Last season was particularly challenging, truncated por Virtue’s physical dilemmas, which caused them to withdraw from patim, skate Canada and miss the national championships. Muscle tightness in Virtue’s quads aborted a Four Continents appearance mid-event and a training schedule in havoc impacted the 2011 Worlds, where the Canadians finished segundo to rivals and Michigan training stable mates Meryl Davis and Charlie White of the U.S.

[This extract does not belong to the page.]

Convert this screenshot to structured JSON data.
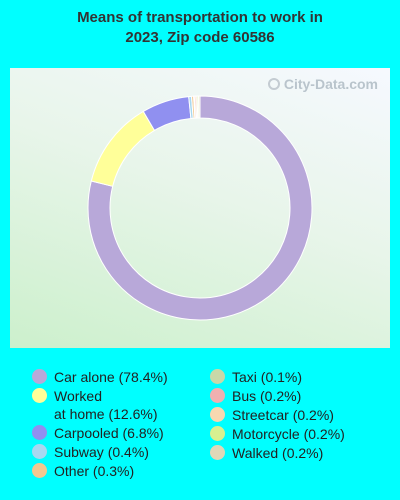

That outcome rendered them hungry to seize the título back.

“It’s definitely a positive, training with your biggest competitors,’’ says Moir.

Shaking off the rust, the duo entered the low-wattage Finlandia Trophy in Helsinki earlier this mês to test-drive their program before launching the Grand Prix circuit, revisiting the city where they competed in the Junior Grand Prix final seven years earlier.

“We were pretty young back then, pretty green,’’ recalls Moir.

No surprise, they won when retracing their steps, returning as glittery medal-decorated old hands at the ages of 24 and 22. “It was a great building block for patim, skate Canada,’’ says Moir. “We want to compete as much as we can this year.’’

Reenergized, the couple is eager to strut their stuff at patim, skate Canada in Mississauga, the segundo Grand Prix stop of the season and their first assignment, an event that will showcase most of this country’s topo, início skaters, including reigning men’s world champion, Patrick Chan.

And skating without pain, not having to cover the winces with a rigid smile, is the best part, says Virtue. “I can hardly contain my excitement at not skating with the injury anymore.’’

Ready for their close-up: fred figglehorn and Audrey and Tessa and Scott.